Alternativ könnte man über Halbraum- und Flügelkombinationen und Dreiecksspiel (Kroos-Marcelo-Cristiano, Modric-Carvajal-Bale) Dynamik und somit Gefahr erzeugen. Rechts könnte Benzema dabei als Unterstützung dienen. Dadurch könnte man Casemiro eine passende Rolle zuteilen, und zudem die Stärken von Modric, Kroos aber auch Benzema im Passspiel nutzen. Fraglich ist dabei natürlich, ob die hohe Positionierung mit der eigentlich defensiven Rolle Casemiros kompatibel ist. Vorteilhaft für die Besetzung dieser Position als Bindeglied zwischen Abwehr/Mittelfeld und Angriff – aber zulasten der defensiven Stabilität – wäre es natürlich, anstatt Casemiro Isco oder James aufzustellen.

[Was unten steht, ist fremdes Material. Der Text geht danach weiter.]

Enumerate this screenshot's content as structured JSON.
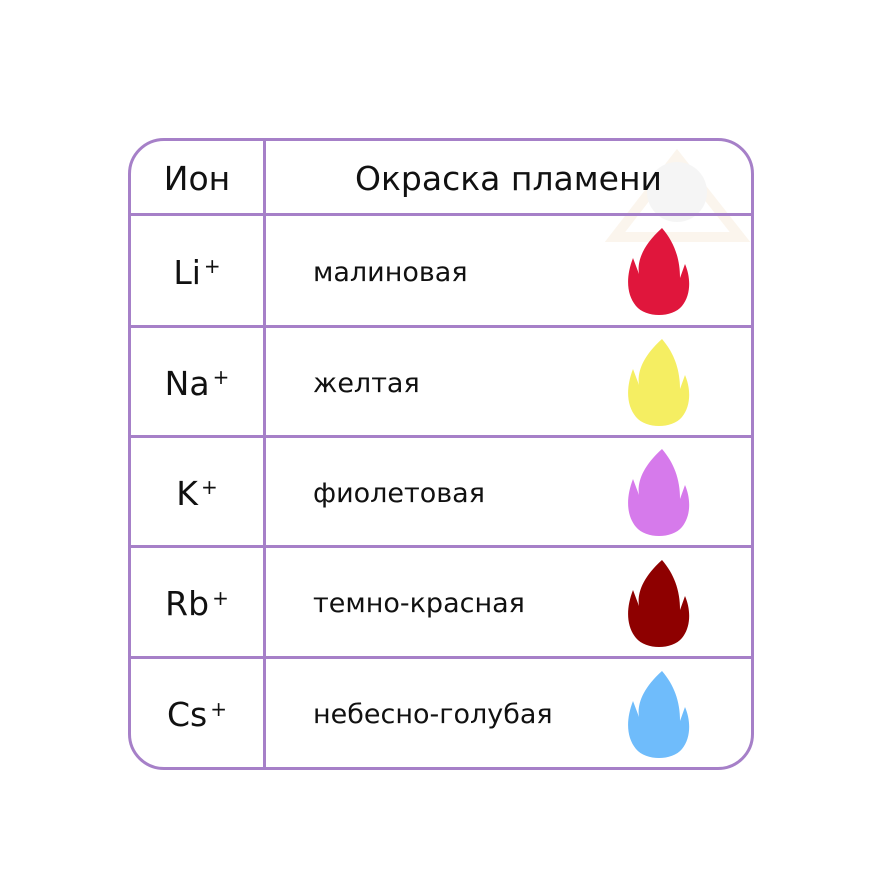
{
  "header": {
    "ion": "Ион",
    "color": "Окраска пламени"
  },
  "rows": [
    {
      "ion": "Li",
      "charge": "+",
      "color_name": "малиновая",
      "flame_color": "#e0163c"
    },
    {
      "ion": "Na",
      "charge": "+",
      "color_name": "желтая",
      "flame_color": "#f5ee62"
    },
    {
      "ion": "K",
      "charge": "+",
      "color_name": "фиолетовая",
      "flame_color": "#d67aeb"
    },
    {
      "ion": "Rb",
      "charge": "+",
      "color_name": "темно-красная",
      "flame_color": "#8e0000"
    },
    {
      "ion": "Cs",
      "charge": "+",
      "color_name": "небесно-голубая",
      "flame_color": "#6fbcfb"
    }
  ],
  "accent": "#a680c8"
}
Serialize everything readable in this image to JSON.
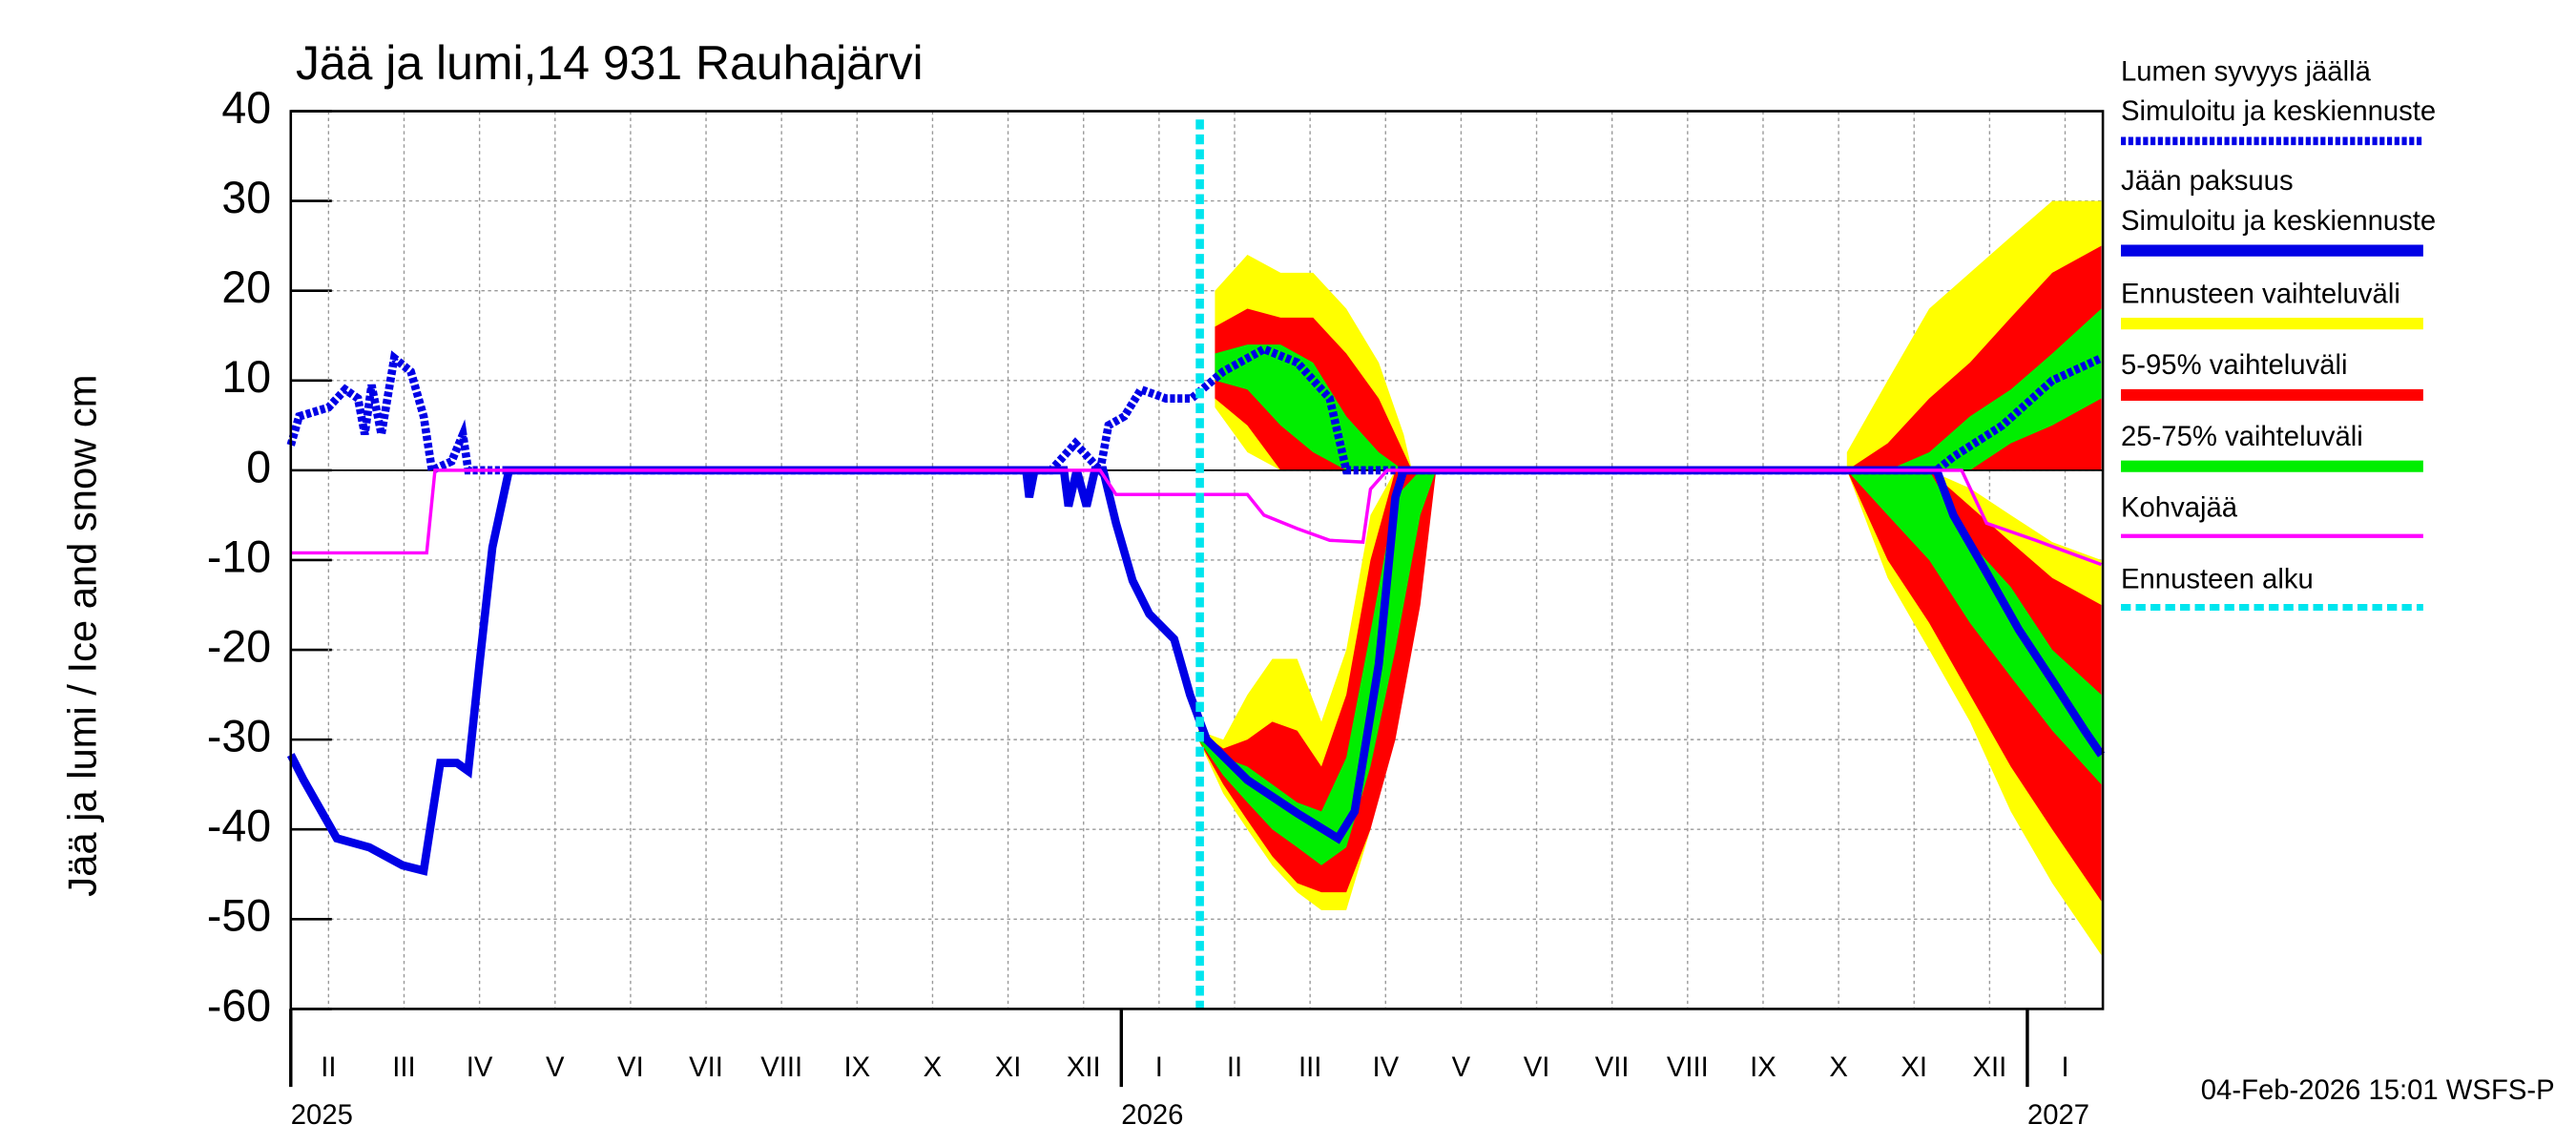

So könnte das eben beschriebene Grundschema bei eigenem Ballbesitz ausschauen.
Spielt man gegen Mannschaften, die selbst gerne das Spiel dominieren, kommen die eigenen Probleme im Aufbauspiel nicht übermäßig zum Tragen – wie beim Sieg gegen den FC Barcelona vor wenigen Wochen. Sollte es aber der Anspruch von Zidane sein, einen – ähnlich dem Juego de Posicion – ballbesitz- und dominanzorientierten Spielstil bei Real zu prägen, bleibt noch viel Arbeit für den Trainer der Königlichen.